Go back and watch the last few episodes of The Building of a Program. Watch London read the statements he had asked his players to write, about why they play football and for whom they were playing. I wanted to run through a brick wall for the man and for the program, and I was experiencing it on YouTube weeks after the fact. The reports around the program were that Groh had run morale into the ground, and London inherited a team that didn't think it could win. Mike London turned around the attitude of the program.

Integrity

Groh's final years were also marred by repeated incidents of player misconduct, like the Peter Lalich debacle that derailed the 2008 season. Those things haven't happened during London's six years. But more than just the absence of bad, London's Cavaliers have been an active good. His coordination with Jimbo Fisher to support bone marrow donations, and the team's en masse registration for bone marrow drives every year, have been an exemplar of community service.

The Bad

Quarterbacks

One thing that didn't change from Groh to London was the topsy-turvy quarterback situation. While QBs changed frequently under Groh, under London they would leave the program and flourish elsewhere. As a result, Virginia's quarterback play has been some of the worst in the country over the past ten years. This recurring theme reemerged this spring when Greyson Lambert left a Virginia team that hadn't made a bowl game in four years and started for a preseason top-ten SEC team.

Big Plays

Nothing doomed the Cavaliers, especially in 2015, like big plays—both the ones they gave up and the ones they couldn't get.

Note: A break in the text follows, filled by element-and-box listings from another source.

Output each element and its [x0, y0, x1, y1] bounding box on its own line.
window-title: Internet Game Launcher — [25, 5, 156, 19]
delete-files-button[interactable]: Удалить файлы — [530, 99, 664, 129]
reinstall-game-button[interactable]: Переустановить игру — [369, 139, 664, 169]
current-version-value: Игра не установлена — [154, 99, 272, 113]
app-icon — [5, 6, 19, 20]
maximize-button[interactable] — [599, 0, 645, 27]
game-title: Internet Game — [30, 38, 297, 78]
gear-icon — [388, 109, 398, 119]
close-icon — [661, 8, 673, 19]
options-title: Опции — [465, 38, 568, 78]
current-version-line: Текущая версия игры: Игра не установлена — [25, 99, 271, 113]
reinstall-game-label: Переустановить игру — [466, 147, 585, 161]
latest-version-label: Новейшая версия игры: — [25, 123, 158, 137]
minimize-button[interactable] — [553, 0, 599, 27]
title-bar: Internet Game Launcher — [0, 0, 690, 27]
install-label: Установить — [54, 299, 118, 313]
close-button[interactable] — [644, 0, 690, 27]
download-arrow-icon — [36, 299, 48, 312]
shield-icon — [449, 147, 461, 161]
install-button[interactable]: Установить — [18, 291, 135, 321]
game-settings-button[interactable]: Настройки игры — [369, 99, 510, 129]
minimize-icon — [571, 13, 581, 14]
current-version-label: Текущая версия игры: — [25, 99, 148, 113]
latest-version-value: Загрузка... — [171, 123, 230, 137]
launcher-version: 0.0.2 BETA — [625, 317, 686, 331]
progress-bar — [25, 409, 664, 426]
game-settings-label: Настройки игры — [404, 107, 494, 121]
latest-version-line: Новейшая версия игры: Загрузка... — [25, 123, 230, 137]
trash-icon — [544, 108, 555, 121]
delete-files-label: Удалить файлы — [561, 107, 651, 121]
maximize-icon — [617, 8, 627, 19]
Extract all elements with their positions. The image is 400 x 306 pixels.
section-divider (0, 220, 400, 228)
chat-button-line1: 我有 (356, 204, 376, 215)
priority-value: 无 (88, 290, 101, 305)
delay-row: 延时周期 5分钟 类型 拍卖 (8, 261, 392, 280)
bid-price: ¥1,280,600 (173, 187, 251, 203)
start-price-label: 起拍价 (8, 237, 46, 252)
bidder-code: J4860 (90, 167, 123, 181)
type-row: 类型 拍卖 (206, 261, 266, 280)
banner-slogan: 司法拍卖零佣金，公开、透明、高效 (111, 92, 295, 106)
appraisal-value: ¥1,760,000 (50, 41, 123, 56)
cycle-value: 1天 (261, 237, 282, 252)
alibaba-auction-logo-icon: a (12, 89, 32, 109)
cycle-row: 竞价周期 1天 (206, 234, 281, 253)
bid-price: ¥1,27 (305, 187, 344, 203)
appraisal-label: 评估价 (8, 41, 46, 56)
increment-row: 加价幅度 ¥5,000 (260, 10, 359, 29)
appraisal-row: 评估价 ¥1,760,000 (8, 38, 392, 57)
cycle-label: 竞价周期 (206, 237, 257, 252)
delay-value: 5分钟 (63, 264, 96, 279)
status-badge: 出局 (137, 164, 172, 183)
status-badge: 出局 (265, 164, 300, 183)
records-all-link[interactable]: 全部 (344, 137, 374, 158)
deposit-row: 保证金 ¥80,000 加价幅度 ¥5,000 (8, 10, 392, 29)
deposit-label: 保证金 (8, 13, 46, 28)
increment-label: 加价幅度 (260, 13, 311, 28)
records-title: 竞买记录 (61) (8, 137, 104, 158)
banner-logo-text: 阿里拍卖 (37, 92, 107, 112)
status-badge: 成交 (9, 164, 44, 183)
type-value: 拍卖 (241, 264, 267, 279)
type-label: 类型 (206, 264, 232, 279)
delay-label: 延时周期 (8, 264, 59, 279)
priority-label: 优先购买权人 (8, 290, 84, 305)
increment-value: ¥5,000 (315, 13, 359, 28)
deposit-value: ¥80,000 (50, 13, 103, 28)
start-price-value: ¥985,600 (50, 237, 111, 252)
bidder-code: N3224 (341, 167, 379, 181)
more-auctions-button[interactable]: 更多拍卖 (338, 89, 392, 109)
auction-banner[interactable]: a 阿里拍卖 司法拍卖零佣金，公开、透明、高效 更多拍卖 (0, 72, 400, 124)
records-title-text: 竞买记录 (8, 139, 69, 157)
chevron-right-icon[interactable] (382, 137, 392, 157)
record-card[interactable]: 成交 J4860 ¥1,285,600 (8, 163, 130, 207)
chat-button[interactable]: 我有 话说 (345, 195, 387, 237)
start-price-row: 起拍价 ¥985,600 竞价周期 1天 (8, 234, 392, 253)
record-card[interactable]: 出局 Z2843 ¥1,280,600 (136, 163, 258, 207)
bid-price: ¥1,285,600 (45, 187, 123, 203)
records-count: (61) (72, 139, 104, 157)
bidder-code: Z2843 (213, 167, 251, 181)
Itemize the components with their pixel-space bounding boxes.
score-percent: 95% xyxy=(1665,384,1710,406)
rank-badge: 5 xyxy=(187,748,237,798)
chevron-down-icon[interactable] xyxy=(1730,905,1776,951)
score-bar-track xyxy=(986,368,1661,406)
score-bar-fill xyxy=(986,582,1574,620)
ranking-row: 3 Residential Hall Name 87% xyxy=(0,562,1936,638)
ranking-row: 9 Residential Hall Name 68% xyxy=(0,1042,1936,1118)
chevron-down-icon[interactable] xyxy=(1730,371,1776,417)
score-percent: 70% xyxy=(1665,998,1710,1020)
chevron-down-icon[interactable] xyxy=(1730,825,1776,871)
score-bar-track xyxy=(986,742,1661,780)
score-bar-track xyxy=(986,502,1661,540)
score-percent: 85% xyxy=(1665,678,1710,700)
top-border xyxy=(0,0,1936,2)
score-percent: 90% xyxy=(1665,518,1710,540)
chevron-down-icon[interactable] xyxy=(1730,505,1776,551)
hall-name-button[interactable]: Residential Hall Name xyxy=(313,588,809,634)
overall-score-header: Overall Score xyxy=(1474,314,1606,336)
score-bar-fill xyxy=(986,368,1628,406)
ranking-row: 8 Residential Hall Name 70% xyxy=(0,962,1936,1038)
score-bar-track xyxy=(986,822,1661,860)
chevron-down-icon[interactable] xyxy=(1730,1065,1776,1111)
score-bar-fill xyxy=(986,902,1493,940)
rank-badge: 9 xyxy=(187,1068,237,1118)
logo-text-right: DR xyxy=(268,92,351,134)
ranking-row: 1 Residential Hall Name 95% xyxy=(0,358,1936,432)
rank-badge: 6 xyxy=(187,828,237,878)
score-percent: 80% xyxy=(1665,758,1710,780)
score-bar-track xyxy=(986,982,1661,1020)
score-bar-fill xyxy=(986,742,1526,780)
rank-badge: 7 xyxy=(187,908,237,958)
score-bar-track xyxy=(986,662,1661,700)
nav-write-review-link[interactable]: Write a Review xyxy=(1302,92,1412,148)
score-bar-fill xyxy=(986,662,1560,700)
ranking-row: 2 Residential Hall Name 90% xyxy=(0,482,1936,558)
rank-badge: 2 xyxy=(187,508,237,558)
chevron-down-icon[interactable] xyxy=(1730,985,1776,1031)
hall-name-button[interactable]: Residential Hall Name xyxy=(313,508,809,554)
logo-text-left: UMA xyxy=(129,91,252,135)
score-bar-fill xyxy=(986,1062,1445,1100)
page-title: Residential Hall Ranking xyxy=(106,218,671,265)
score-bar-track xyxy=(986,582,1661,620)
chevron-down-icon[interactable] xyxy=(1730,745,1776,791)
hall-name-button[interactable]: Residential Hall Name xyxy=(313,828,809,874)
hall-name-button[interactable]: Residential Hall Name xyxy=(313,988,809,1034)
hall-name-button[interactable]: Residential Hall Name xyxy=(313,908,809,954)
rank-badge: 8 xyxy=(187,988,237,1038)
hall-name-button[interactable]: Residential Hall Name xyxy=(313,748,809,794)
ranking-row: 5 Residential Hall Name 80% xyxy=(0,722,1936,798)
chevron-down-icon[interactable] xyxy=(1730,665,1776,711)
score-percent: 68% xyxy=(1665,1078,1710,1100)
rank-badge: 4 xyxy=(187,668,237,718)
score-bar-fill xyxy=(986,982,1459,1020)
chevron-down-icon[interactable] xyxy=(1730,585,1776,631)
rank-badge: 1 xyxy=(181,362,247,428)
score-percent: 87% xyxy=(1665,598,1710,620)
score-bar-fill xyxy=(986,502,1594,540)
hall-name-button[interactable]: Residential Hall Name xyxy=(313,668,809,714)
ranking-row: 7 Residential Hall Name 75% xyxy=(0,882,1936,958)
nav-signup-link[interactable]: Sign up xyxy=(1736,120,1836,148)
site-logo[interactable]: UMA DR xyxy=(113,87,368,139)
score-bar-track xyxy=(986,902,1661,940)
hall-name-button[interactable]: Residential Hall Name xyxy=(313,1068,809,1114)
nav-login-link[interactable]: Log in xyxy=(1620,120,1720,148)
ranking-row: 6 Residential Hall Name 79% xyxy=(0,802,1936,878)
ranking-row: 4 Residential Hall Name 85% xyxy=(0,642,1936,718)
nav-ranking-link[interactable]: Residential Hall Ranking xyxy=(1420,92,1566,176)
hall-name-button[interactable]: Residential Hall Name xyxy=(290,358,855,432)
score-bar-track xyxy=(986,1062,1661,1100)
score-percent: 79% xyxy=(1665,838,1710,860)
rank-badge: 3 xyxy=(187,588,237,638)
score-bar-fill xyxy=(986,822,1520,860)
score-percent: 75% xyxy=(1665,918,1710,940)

A win against Notre Dame evaporated with Will Fuller's ability to get behind the defense. In the final game against Virginia Tech, the Hoos gave up 141 yards on three plays but only 163 on the other 56. When a UVa opponent could struggle for the vast majority of a game but get points with one or two outbursts, the Hoos often couldn't respond.

Penalties

Virginia is 113th this season in penalties per game, averaging 7.5 a game. Over the last six years, we've taken to calling an illegal substitution or illegal participation penalty the Mike London Special—who can forget KHALEK GET OFF THE FIELD? London's teams never seemed to display the mental discipline that kept them from committing silly errors.

The Ugly

Rivalry Records

0-6 against Virginia Tech. 1-5 against North Carolina. London inherited a six-year losing streak to VPISU but extended it another six years on his own. The Carolina results were even more disheartening, as the Hoos lost by more than 20 points in three games under London.

Special Teams

Entering Saturday's tilt, the Hoos were 104th in FootballOutsider's FEI special teams rankings. This is familiar territory, as Virginia consistently rated among the bottom half of the FBS (including a second-to-last finish in 2012). The inability to make correct decisions on returning kickoffs out of the end zone seemed to put UVa behind the eight ball more drives than it helped them.

Decision Making

How many games were piddled away by decisions that made absolutely no sense? The 2012 loss to Tech, when London didn't use his timeouts to give the Hoos the ball back with time to do anything in favor of icing the Hokies' kicker, was the crowning mal-accomplishment in this regard.